Definitely wash your hands. Don't use any soap scented like food, though. I came home from a trip and when all my rats greeted me by licking my hands all over, I thought they had really missed me. Then I remembered I had just eaten a sausage Mcmuffin.


----------



## kksrats (Jul 25, 2014)

Tedology said:


> Hi KKS thanks.
> 
> Well, my master bathroom isn't that large, really. (Maybe you misread it as "master bedroom")?
> 
> What I like about it is that there is no furniture for them to hide under/behind.


I did misread. It has been a rough day. I hope everything goes well with them.


----------



## raindear (Mar 3, 2015)

WolfPuppy said:


> I'm going to have to disagree with the others here because I have closer experience with this breeder's rats and I know how well-socialized they are. These rats will be about five weeks old and were handled from day one. They are already socialized. These are just my opinions so no offense to anyone!
> 
> Honestly, try thinking of your new baby rats like puppies. When you brought a puppy home,would you open up the crate, wait for him to come out of his own accord, watch as he explores your house, and then coax him back into the crate? No - you would interact with him - cuddling him, petting him, playing with him, talking to him...helping him get to know you. The same thing applies here. Sure, you can spend your time with them in the Master Bathroom at first just in case one escapes. But don't just watch as they climb all over the counters. They shouldn't really be leaving your body much at all. Hold them, stroke them, let them crawl up your arms and try putting them on your shoulders. And talk to them the whole time. Call them by their names so they come to learn your voice and what you call them.
> 
> ...


Can't believe we didn't say this. I think it goes without saying. Of course, play with your new babies. Cuddle, kiss, scritch, and play, play, play.


----------



## Tedology (Mar 3, 2015)

Thank you all for your reassuring words and great advice. 

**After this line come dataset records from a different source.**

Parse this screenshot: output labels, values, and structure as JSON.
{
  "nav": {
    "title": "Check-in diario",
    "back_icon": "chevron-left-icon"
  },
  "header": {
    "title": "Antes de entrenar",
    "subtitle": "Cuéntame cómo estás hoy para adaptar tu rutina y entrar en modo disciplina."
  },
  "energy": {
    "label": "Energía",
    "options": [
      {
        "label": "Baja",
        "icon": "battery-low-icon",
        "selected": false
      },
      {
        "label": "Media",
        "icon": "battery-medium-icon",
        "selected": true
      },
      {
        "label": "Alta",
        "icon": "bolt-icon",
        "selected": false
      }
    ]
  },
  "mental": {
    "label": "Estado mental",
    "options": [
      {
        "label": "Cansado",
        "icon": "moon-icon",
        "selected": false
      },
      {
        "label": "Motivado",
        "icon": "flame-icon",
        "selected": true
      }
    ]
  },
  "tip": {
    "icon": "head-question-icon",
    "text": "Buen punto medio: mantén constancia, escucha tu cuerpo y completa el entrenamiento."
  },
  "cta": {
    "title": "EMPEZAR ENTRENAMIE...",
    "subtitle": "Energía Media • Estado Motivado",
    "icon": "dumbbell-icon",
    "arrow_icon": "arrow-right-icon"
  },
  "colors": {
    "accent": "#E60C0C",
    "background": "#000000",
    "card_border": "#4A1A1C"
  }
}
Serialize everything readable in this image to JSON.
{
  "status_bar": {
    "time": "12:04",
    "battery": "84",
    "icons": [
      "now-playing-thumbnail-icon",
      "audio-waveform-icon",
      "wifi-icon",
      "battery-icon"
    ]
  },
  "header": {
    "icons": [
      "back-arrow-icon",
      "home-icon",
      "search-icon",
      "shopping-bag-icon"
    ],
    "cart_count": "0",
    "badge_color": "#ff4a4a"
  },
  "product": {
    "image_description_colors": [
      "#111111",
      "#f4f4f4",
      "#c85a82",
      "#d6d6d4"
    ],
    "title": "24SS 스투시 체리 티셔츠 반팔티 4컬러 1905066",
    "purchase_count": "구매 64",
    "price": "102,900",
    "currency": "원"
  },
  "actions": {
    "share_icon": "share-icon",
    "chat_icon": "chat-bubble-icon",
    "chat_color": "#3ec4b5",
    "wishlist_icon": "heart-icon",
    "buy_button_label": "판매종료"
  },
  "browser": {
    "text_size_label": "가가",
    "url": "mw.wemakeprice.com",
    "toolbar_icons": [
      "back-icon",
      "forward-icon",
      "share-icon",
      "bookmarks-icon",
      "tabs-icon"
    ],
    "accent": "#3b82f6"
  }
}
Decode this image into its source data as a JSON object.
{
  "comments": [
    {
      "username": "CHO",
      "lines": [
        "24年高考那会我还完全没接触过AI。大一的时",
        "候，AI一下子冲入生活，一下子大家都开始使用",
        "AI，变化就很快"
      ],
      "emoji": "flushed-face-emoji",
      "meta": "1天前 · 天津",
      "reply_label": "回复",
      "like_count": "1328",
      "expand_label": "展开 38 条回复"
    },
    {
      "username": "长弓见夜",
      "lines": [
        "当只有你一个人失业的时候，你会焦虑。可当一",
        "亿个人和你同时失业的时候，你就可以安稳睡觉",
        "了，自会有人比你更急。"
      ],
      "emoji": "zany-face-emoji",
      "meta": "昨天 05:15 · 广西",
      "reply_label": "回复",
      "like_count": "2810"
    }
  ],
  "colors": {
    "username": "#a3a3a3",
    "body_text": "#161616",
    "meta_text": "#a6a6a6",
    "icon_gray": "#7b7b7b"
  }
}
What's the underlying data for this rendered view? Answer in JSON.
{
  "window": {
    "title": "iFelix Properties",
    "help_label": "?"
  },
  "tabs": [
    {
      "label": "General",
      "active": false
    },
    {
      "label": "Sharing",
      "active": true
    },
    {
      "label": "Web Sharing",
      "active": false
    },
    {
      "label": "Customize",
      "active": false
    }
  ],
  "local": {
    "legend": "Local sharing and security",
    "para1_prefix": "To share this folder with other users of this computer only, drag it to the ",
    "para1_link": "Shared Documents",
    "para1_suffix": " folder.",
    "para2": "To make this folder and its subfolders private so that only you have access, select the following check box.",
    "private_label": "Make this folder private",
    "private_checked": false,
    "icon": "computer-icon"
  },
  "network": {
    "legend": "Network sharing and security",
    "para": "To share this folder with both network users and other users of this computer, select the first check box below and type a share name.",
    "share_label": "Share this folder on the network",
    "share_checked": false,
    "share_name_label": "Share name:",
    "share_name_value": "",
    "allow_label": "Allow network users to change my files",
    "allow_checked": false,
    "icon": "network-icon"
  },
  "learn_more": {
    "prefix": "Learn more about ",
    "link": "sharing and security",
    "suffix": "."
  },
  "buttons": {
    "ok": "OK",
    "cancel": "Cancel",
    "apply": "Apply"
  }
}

If I could, I'd give you each a blue bubblegum cigar in honor of my new fatherhood!


----------



## Minky (Apr 4, 2013)

I recently got a new baby who came from a very well socialized litter. I let her chill in her cage overnight to establish some personal space. I talked to her softly and let her sniff my hand so she could see that I was friendly. Then I ~gently~ (but firmly, not to let her wiggle away) scooped her up, and put her on my shoulder so the fun could begin. To think about it from the rat's point of view, I wanted to gently expand her world. So first she got to know the cage, then my hand, then my shoulder. . . Now that she is familiar with me and knows that my shoulder is the "safety zone" I'm letting her explore small areas, like bookshelves and the top of the bed. She is way too small to be running around the house at this point. Once she reliably answers to her name, and she's a little bigger I'll start letting her free range a little. She's warmed up to me so quickly - it's just been six days and she's already running up my arm to my shoulder when she wants to snuggle or play. She's also trained ME to let give her bathroom breaks from time to time. Rats are smart little creatures. Hope some of this is helpful to you!


----------



## Tedology (Mar 3, 2015)

It's VERY helpful...thanks, Minky! 

I brought the boys home and brought them into the bathroom to bond with me. (My mom also happened to be there). They didn't bite me (I was happy about that) and Oliver pooled in my hand (4 times...hope that's nothing to worry about) and Barry followed suit and peed.  I guess I'm theirs, now. 

Right now I'm going out and they're just resting in their HUGE DCN (I closed off the top part...to keep their "world" smaller for now) so I hope they will find the water if they get thirsty!


----------



## Minky (Apr 4, 2013)

You may want to show them where the water is. I figured mine would find the water bottle on her own, but I don't think she felt confident enough to go exploring and she barely drank for 24 hours - just the water I gave her from a syringe. I eventually moved the bottle to where she made her nest, and I never saw a rat drink so much!


----------



## Tedology (Mar 3, 2015)

I did try to show one where the water is, but he jumped off the lava ledge.

This morning, when I woke up, the water was lower, so I figure they drank some.